In the Run#35a test problem (Figs. 20−22), we studied the flow around a double sharp cone. The structure of the flow field as a whole is similar to that considered above, but the absence of an entropy layer makes all shocks and transition zones more distinct.

Fig. 20.

Field of (a) Mach numbers, (b) pressure (\({\text{Pres = }}{p \mathord{\left/ {\vphantom {p {{{\rho }_{\infty }}V_{\infty }^{2}}}} \right. \kern-0em} {{{\rho }_{\infty }}V_{\infty }^{2}}}\)), (c) density, (d) temperature (in K), (e) longitudinal velocity \({{V}_{x}} = {u \mathord{\left/ {\vphantom {u {{{V}_{\infty }}}}} \right. \kern-0em} {{{V}_{\infty }}}}\), and (f) density gradient modulus for Run#35a test problem (computational grid 385 × 4001, factor of grid refinement to the surface \(\beta = 0.6\)).

Fig. 21.

Fields of the (a) density gradient modulus and (b) Mach numbers for Run#35а test problem (computational grid 385 × 4001, factor of grid refinement to the surface \(\beta = 0.6\)).

Fig. 22.

Distributions of the (a) pressure (\({{C}_{p}}\)) and (b) heat (\({{C}_{h}}\)) transfer coefficients along the surface of a double sharp cone for Run#35а test problem.

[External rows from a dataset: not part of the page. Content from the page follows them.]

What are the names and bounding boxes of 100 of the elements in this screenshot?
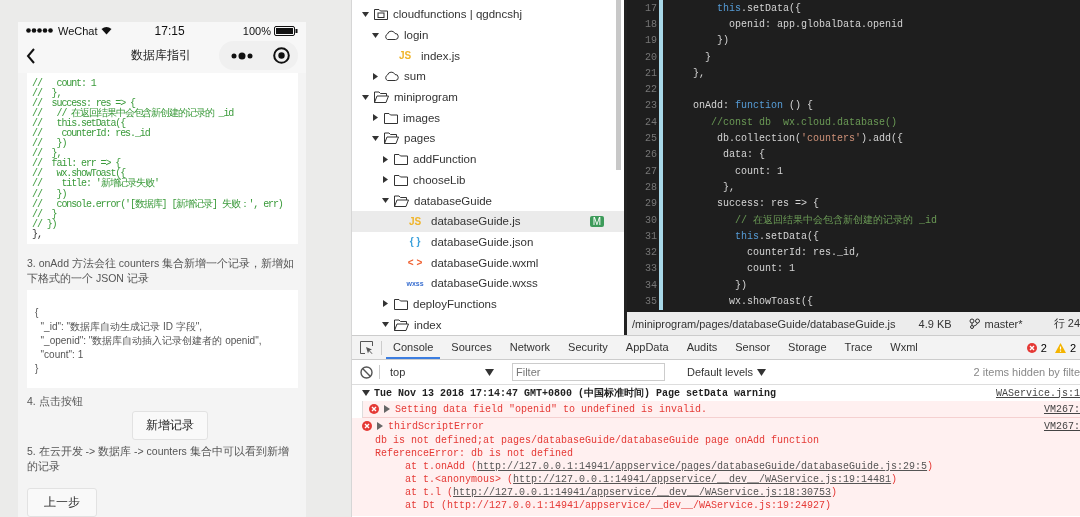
code-line: count: 1 <box>747 263 795 275</box>
error-icon <box>1026 342 1037 353</box>
signal-icon <box>26 28 53 34</box>
file-tree-item[interactable]: login <box>352 24 624 46</box>
caret-right-icon[interactable] <box>382 300 389 308</box>
devtools-tab[interactable]: Trace <box>837 336 880 359</box>
levels-dropdown[interactable]: Default levels <box>681 365 773 379</box>
stack-frame-end: ) <box>891 474 898 485</box>
file-tree-item[interactable]: < > databaseGuide.wxml <box>352 252 624 273</box>
file-type-icon: JS <box>394 50 416 62</box>
caret-down-icon[interactable] <box>362 94 369 100</box>
error-message: thirdScriptError <box>388 420 484 432</box>
caret-down-icon <box>485 368 494 376</box>
json-line: "_id": "数据库自动生成记录 ID 字段", <box>39 320 203 334</box>
code-line: // console.error('[数据库] [新增记录] 失败：', err) <box>32 199 283 210</box>
file-name: images <box>403 111 441 124</box>
devtools-tab[interactable]: Security <box>561 336 615 359</box>
open-folder-icon <box>374 91 389 104</box>
file-name: databaseGuide.js <box>431 215 521 228</box>
expanded-triangle-icon[interactable] <box>362 389 370 397</box>
code-line: }) <box>717 35 729 47</box>
caret-down-icon[interactable] <box>382 322 389 328</box>
file-tree-item[interactable]: JS index.js <box>352 45 624 67</box>
code-line: onAdd: function () { <box>693 100 814 112</box>
folder-icon <box>374 8 388 21</box>
caret-down-icon[interactable] <box>362 11 369 17</box>
error-icon <box>362 421 372 431</box>
filter-field[interactable]: Filter <box>512 363 665 381</box>
collapsed-triangle-icon[interactable] <box>376 422 384 430</box>
json-line: "count": 1 <box>39 348 85 362</box>
source-link[interactable]: WAService.js:1 <box>996 387 1080 399</box>
code-line: // counterId: res._id <box>32 128 150 139</box>
file-tree-item[interactable]: miniprogram <box>352 86 624 108</box>
file-name: login <box>404 29 429 42</box>
file-tree-item[interactable]: pages <box>352 128 624 149</box>
caret-right-icon[interactable] <box>382 176 389 184</box>
source-link[interactable]: VM267: <box>1044 420 1080 432</box>
error-count: 2 <box>1040 341 1047 354</box>
stack-link[interactable]: http://127.0.0.1:14941/appservice/__dev__/WAService.js:18:30753 <box>453 487 832 498</box>
devtools-tab[interactable]: Audits <box>679 336 725 359</box>
clear-icon[interactable] <box>360 365 373 379</box>
inspect-icon[interactable] <box>360 341 373 354</box>
caret-right-icon[interactable] <box>382 155 389 163</box>
devtools-tab[interactable]: Sensor <box>728 336 778 359</box>
line-number: 20 <box>644 51 657 63</box>
carrier-name: WeChat <box>58 24 98 37</box>
file-name: cloudfunctions | qgdncshj <box>393 8 522 21</box>
code-line: }, <box>32 229 42 240</box>
devtools-tab[interactable]: Console <box>386 336 441 359</box>
stack-link[interactable]: http://127.0.0.1:14941/appservice/pages/databaseGuide/databaseGuide.js:29:5 <box>477 461 928 472</box>
file-tree-item[interactable]: images <box>352 107 624 129</box>
warning-icon <box>1054 342 1066 353</box>
file-tree-item[interactable]: cloudfunctions | qgdncshj <box>352 4 624 25</box>
stack-frame-end: ) <box>927 461 934 472</box>
caret-down-icon[interactable] <box>372 32 379 38</box>
step-text: 3. onAdd 方法会往 counters 集合新增一个记录，新增如下格式的一个 JSON 记录 <box>27 256 296 286</box>
code-line: wx.showToast({ <box>729 296 813 307</box>
scrollbar-thumb[interactable] <box>616 0 621 170</box>
devtools-tab[interactable]: Storage <box>781 336 834 359</box>
open-folder-icon <box>394 194 409 207</box>
file-tree-item[interactable]: JS databaseGuide.js M <box>352 210 624 232</box>
stack-link[interactable]: http://127.0.0.1:14941/appservice/__dev__/WAService.js:19:14481 <box>513 474 892 485</box>
file-name: index.js <box>421 49 460 62</box>
caret-down-icon[interactable] <box>382 198 389 204</box>
file-tree-item[interactable]: chooseLib <box>352 169 624 191</box>
code-line: // 在返回结果中会包含新创建的记录的 _id <box>735 213 937 227</box>
caret-down-icon[interactable] <box>372 135 379 141</box>
devtools-tab[interactable]: Sources <box>444 336 499 359</box>
page-title: 数据库指引 <box>131 47 191 65</box>
code-line: }, <box>723 181 735 193</box>
more-icon[interactable] <box>231 51 253 60</box>
devtools-tab[interactable]: Network <box>502 336 558 359</box>
devtools-tab[interactable]: AppData <box>618 336 676 359</box>
add-record-button[interactable]: 新增记录 <box>132 411 208 440</box>
code-line: }) <box>735 279 747 291</box>
devtools-tab[interactable]: Wxml <box>883 336 925 359</box>
caret-right-icon[interactable] <box>372 114 379 122</box>
file-name: miniprogram <box>394 91 458 104</box>
collapsed-triangle-icon[interactable] <box>383 405 391 413</box>
file-tree-item[interactable]: deployFunctions <box>352 293 624 315</box>
line-number: 28 <box>644 181 657 193</box>
source-link[interactable]: VM267: <box>1044 403 1080 415</box>
file-tree-item[interactable]: sum <box>352 66 624 87</box>
file-tree-item[interactable]: { } databaseGuide.json <box>352 231 624 253</box>
caret-right-icon[interactable] <box>372 72 379 80</box>
file-tree-item[interactable]: databaseGuide <box>352 190 624 211</box>
code-line: } <box>705 51 711 63</box>
back-icon[interactable] <box>26 47 36 64</box>
file-tree-item[interactable]: index <box>352 314 624 335</box>
file-tree-item[interactable]: addFunction <box>352 148 624 170</box>
file-size: 4.9 KB <box>918 317 952 330</box>
file-name: addFunction <box>413 153 477 166</box>
file-path: /miniprogram/pages/databaseGuide/databaseGuide.js <box>632 317 896 330</box>
previous-button[interactable]: 上一步 <box>27 488 97 517</box>
code-line: db.collection('counters').add({ <box>717 133 904 144</box>
battery-level: 100% <box>242 24 271 37</box>
git-branch[interactable]: master* <box>984 317 1023 330</box>
code-line: this.setData({ <box>735 230 820 242</box>
line-number: 23 <box>644 100 657 112</box>
code-line: // // 在返回结果中会包含新创建的记录的 _id <box>32 108 234 119</box>
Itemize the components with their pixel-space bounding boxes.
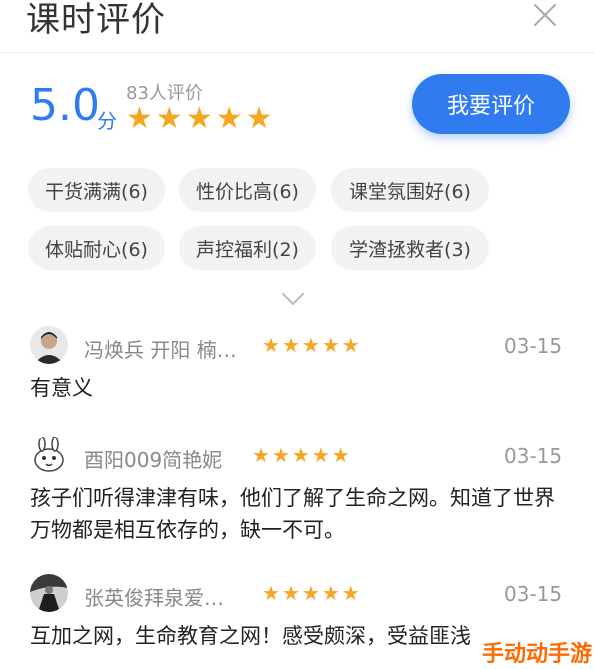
star-icon: ★ (341, 333, 360, 357)
star-icon: ★ (252, 443, 270, 467)
star-icon: ★ (321, 581, 340, 605)
tag-chip[interactable]: 性价比高(6) (179, 168, 316, 212)
review-text: 有意义 (30, 376, 93, 400)
star-icon: ★ (311, 443, 330, 467)
star-icon: ★ (126, 101, 153, 136)
star-icon: ★ (281, 581, 300, 605)
page-title: 课时评价 (26, 0, 166, 40)
avatar (30, 326, 68, 364)
star-icon: ★ (215, 101, 243, 136)
star-icon: ★ (262, 581, 280, 605)
review-stars: ★ ★ ★ ★ ★ (262, 335, 360, 355)
avatar (30, 436, 68, 474)
tag-chip[interactable]: 体贴耐心(6) (28, 226, 165, 270)
review-stars: ★ ★ ★ ★ ★ (252, 445, 350, 465)
reviewer-name: 张英俊拜泉爱… (84, 586, 224, 610)
chevron-down-icon[interactable] (281, 282, 305, 306)
tag-chip[interactable]: 课堂氛围好(6) (331, 168, 489, 212)
star-icon: ★ (155, 101, 183, 136)
close-icon[interactable] (530, 0, 560, 30)
star-icon: ★ (341, 581, 360, 605)
reviewer-name: 酉阳009简艳妮 (84, 448, 223, 472)
average-score: 5.0 (30, 80, 100, 131)
watermark-logo: 手动动手游 (482, 642, 593, 667)
star-icon: ★ (245, 101, 273, 136)
review-date: 03-15 (504, 582, 563, 606)
star-icon: ★ (281, 333, 300, 357)
reviewer-name: 冯焕兵 开阳 楠… (84, 338, 237, 362)
summary-stars: ★ ★ ★ ★ ★ (126, 104, 273, 134)
tag-chip[interactable]: 学渣拯救者(3) (331, 226, 489, 270)
star-icon: ★ (321, 333, 340, 357)
review-stars: ★ ★ ★ ★ ★ (262, 583, 360, 603)
rate-button[interactable]: 我要评价 (412, 74, 570, 134)
avatar (30, 574, 68, 612)
tag-chip[interactable]: 干货满满(6) (28, 168, 165, 212)
review-text: 孩子们听得津津有味，他们了解了生命之网。知道了世界万物都是相互依存的，缺一不可。 (30, 486, 555, 542)
tag-chip[interactable]: 声控福利(2) (179, 226, 316, 270)
review-date: 03-15 (504, 334, 563, 358)
star-icon: ★ (262, 333, 280, 357)
star-icon: ★ (301, 581, 320, 605)
star-icon: ★ (271, 443, 290, 467)
review-date: 03-15 (504, 444, 563, 468)
star-icon: ★ (301, 333, 320, 357)
star-icon: ★ (331, 443, 350, 467)
score-unit: 分 (97, 109, 117, 133)
star-icon: ★ (291, 443, 310, 467)
star-icon: ★ (185, 101, 213, 136)
header: 课时评价 (0, 0, 594, 53)
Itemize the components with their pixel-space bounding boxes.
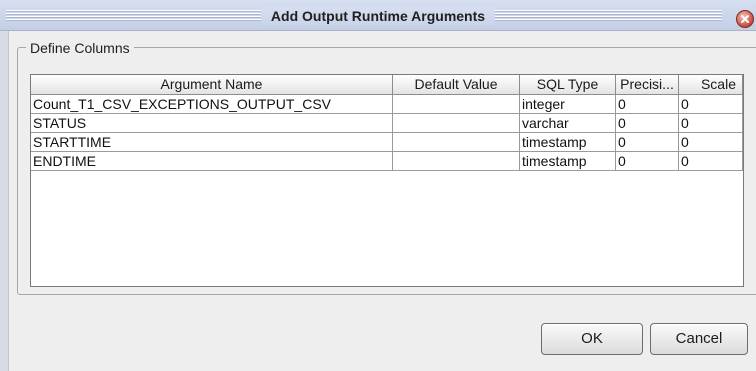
ok-button[interactable]: OK xyxy=(541,323,643,355)
table-header: Argument Name Default Value SQL Type Pre… xyxy=(31,75,743,95)
cell-argument-name[interactable]: STARTTIME xyxy=(31,133,393,152)
cell-precision[interactable]: 0 xyxy=(616,152,679,171)
header-argument-name[interactable]: Argument Name xyxy=(31,75,393,95)
table-body: Count_T1_CSV_EXCEPTIONS_OUTPUT_CSV integ… xyxy=(31,95,743,171)
cell-precision[interactable]: 0 xyxy=(616,114,679,133)
cell-sql-type[interactable]: integer xyxy=(520,95,616,114)
columns-table[interactable]: Argument Name Default Value SQL Type Pre… xyxy=(30,74,744,287)
cell-argument-name[interactable]: STATUS xyxy=(31,114,393,133)
dialog-title: Add Output Runtime Arguments xyxy=(260,7,496,25)
header-default-value[interactable]: Default Value xyxy=(393,75,520,95)
table-row[interactable]: ENDTIME timestamp 0 0 xyxy=(31,152,743,171)
cell-default-value[interactable] xyxy=(393,133,520,152)
cell-default-value[interactable] xyxy=(393,95,520,114)
cell-sql-type[interactable]: timestamp xyxy=(520,152,616,171)
close-button[interactable] xyxy=(736,10,754,28)
table-row[interactable]: Count_T1_CSV_EXCEPTIONS_OUTPUT_CSV integ… xyxy=(31,95,743,114)
cell-argument-name[interactable]: ENDTIME xyxy=(31,152,393,171)
cell-default-value[interactable] xyxy=(393,152,520,171)
cell-sql-type[interactable]: timestamp xyxy=(520,133,616,152)
cell-default-value[interactable] xyxy=(393,114,520,133)
header-precision[interactable]: Precisi... xyxy=(616,75,679,95)
close-icon xyxy=(741,15,749,23)
header-scale[interactable]: Scale xyxy=(679,75,743,95)
table-row[interactable]: STATUS varchar 0 0 xyxy=(31,114,743,133)
define-columns-legend: Define Columns xyxy=(26,40,134,56)
cell-scale[interactable]: 0 xyxy=(679,95,743,114)
cell-scale[interactable]: 0 xyxy=(679,133,743,152)
cell-precision[interactable]: 0 xyxy=(616,95,679,114)
header-sql-type[interactable]: SQL Type xyxy=(520,75,616,95)
cell-scale[interactable]: 0 xyxy=(679,114,743,133)
title-bar[interactable]: Add Output Runtime Arguments xyxy=(0,0,756,31)
cell-precision[interactable]: 0 xyxy=(616,133,679,152)
cell-scale[interactable]: 0 xyxy=(679,152,743,171)
cancel-button[interactable]: Cancel xyxy=(650,323,748,355)
window-left-edge xyxy=(0,31,9,371)
add-output-runtime-arguments-dialog: Add Output Runtime Arguments Define Colu… xyxy=(0,0,756,371)
cell-argument-name[interactable]: Count_T1_CSV_EXCEPTIONS_OUTPUT_CSV xyxy=(31,95,393,114)
table-row[interactable]: STARTTIME timestamp 0 0 xyxy=(31,133,743,152)
cell-sql-type[interactable]: varchar xyxy=(520,114,616,133)
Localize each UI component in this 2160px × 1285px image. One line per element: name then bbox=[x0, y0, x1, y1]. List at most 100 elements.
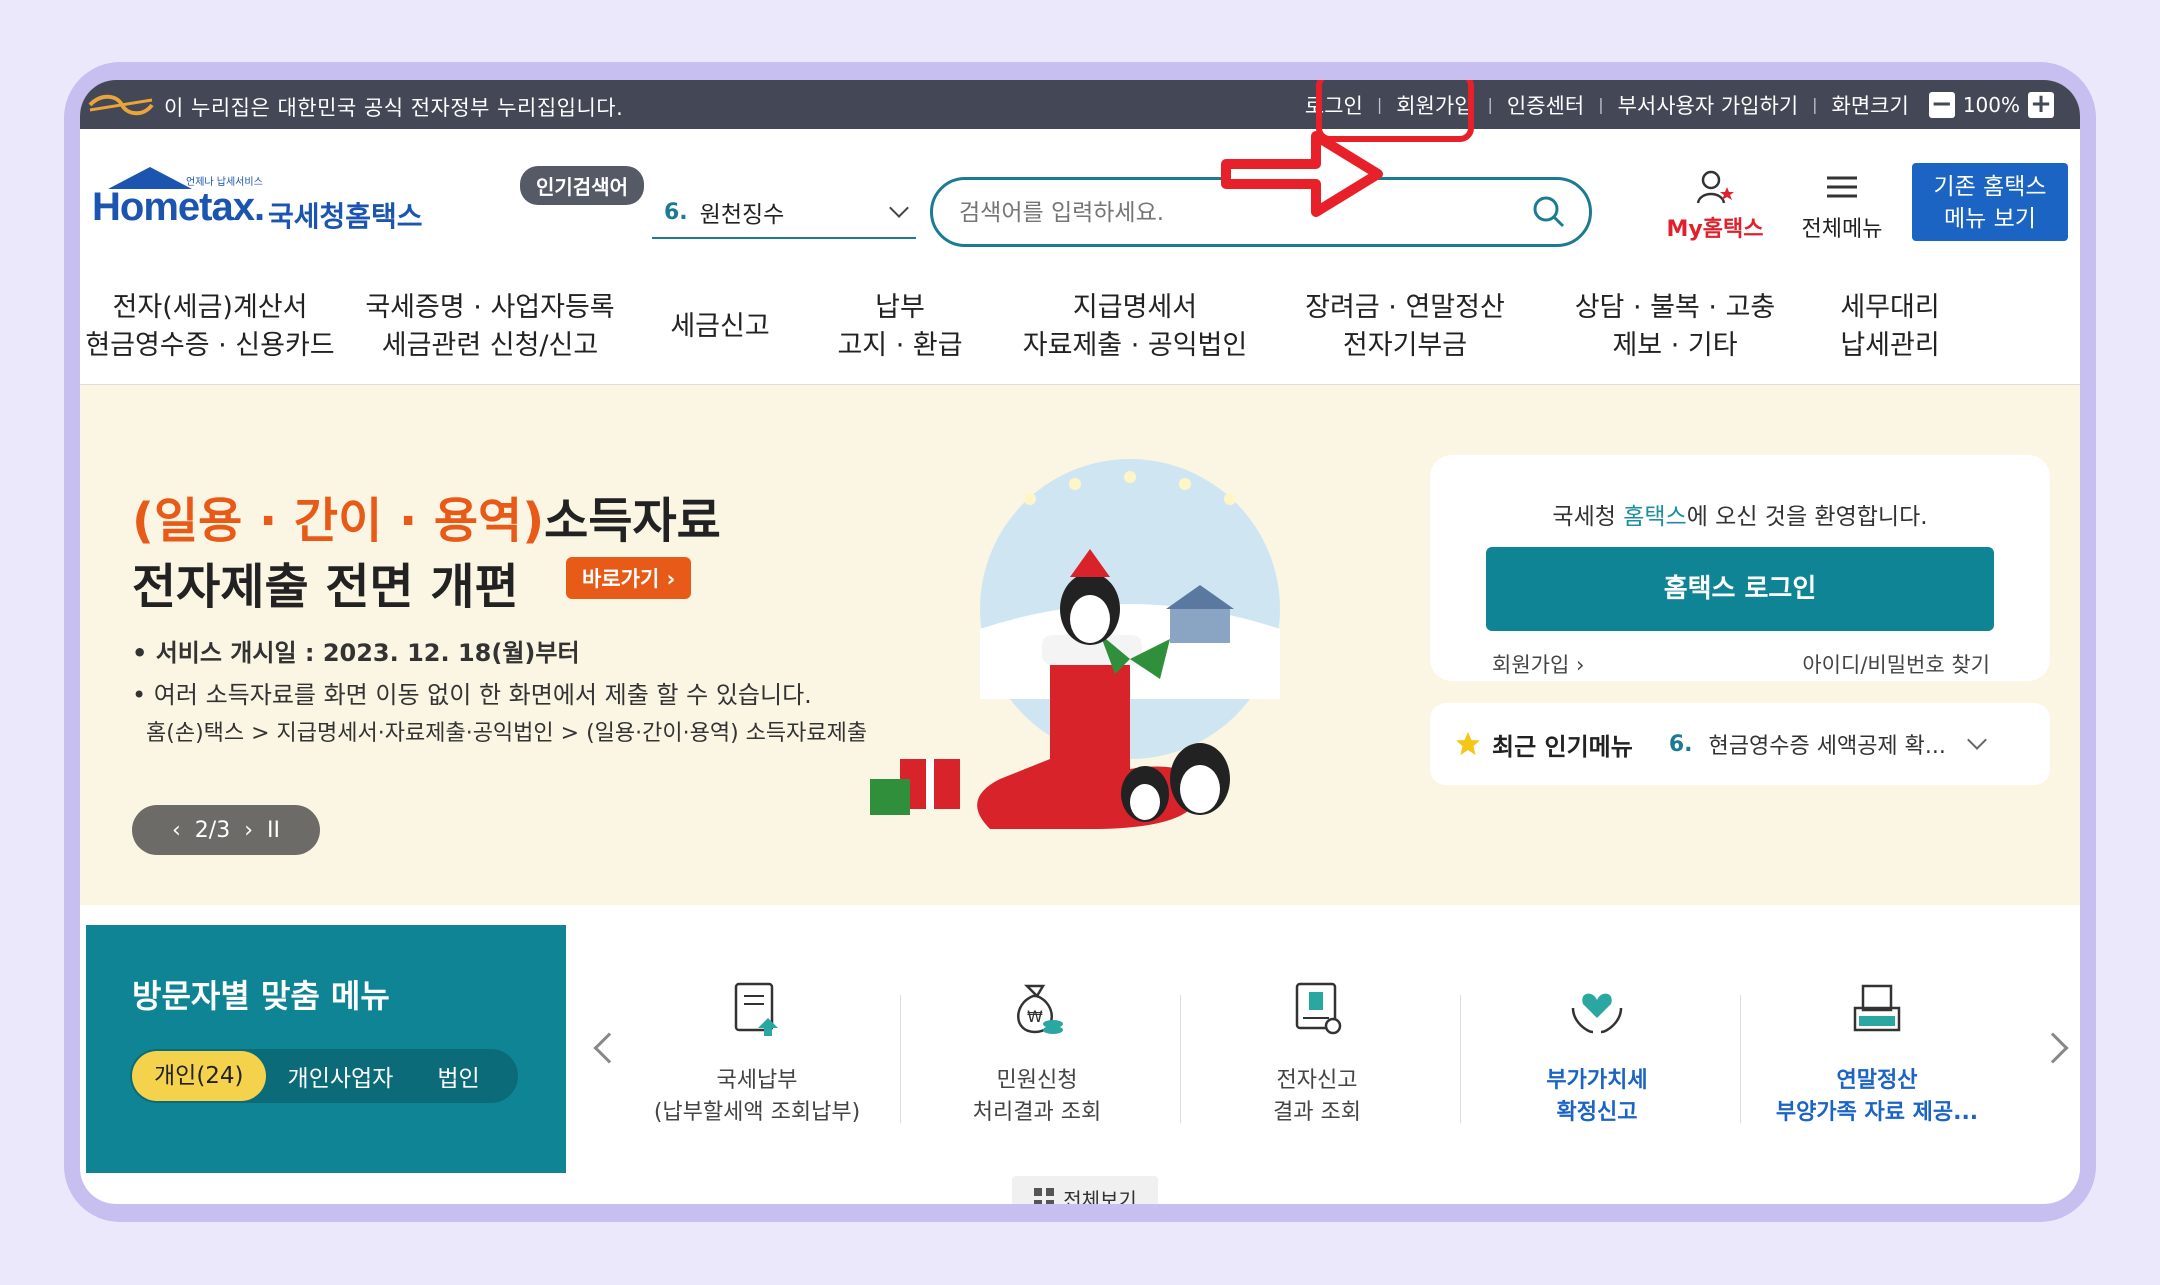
view-all-button[interactable]: 전체보기 bbox=[1012, 1176, 1158, 1204]
my-hometax-button[interactable]: My홈택스 bbox=[1660, 169, 1770, 243]
divider bbox=[900, 995, 901, 1123]
slide-pause-button[interactable]: II bbox=[267, 818, 280, 843]
slide-controls: ‹ 2/3 › II bbox=[132, 805, 320, 855]
red-arrow-icon bbox=[1221, 131, 1383, 217]
all-menu-label: 전체메뉴 bbox=[1801, 217, 1883, 242]
popular-menu-card[interactable]: 최근 인기메뉴 6. 현금영수증 세액공제 확... bbox=[1430, 703, 2050, 785]
search-icon[interactable] bbox=[1531, 194, 1567, 230]
chevron-down-icon bbox=[889, 198, 909, 218]
visitor-tabs: 개인(24) 개인사업자 법인 bbox=[130, 1049, 518, 1103]
christmas-penguin-illustration bbox=[870, 459, 1280, 829]
legacy-line1: 기존 홈택스 bbox=[1933, 174, 2047, 200]
nav-line1: 납부 bbox=[875, 291, 925, 323]
heart-hands-icon bbox=[1571, 993, 1623, 1034]
dept-user-signup-link[interactable]: 부서사용자 가입하기 bbox=[1604, 90, 1813, 120]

Figure 20 shows distributions of gas-dynamic functions for the Run#35 test problem, and Fig. 21 shows the modulus of the density gradient and Mach numbers with streamlines. The regions of super- and subsonic motion are also clearly visible here. Figure 22 demonstrates good agreement between the calculated and experimental data.

CONCLUSIONS

Using the author’s PERAT-2D computer code, validation calculations of the shock-wave interaction with a laminar boundary layer in a hypersonic flow around a hollow cylinder with a conical skirt and a sharp and blunt double cone have been performed.

The experimental data obtained in Run#11, 14, 31, 32, and 35 experiments at the CUBRC hypersonic wind tunnel [1] were studied using numerical simulation.

Good agreement is shown with the experimental data on the distribution of pressure and density of the convective heat flux along the surface of the models.

In the numerical experiments, the influence of the calculated parameters and the geometry of the computational domain on the degree of agreement with the experimental data was studied. It has been shown that, for good quantitative agreement between the calculated and experimental data when using second-order schemes implemented for the PERAT-2D code, very detailed computational grids are required, which, in addition to a good description of the experimental data, allow one to obtain detailed resolution of the gas-dynamic structure of the flow in shock-wave interaction with the boundary layer in a hypersonic flow.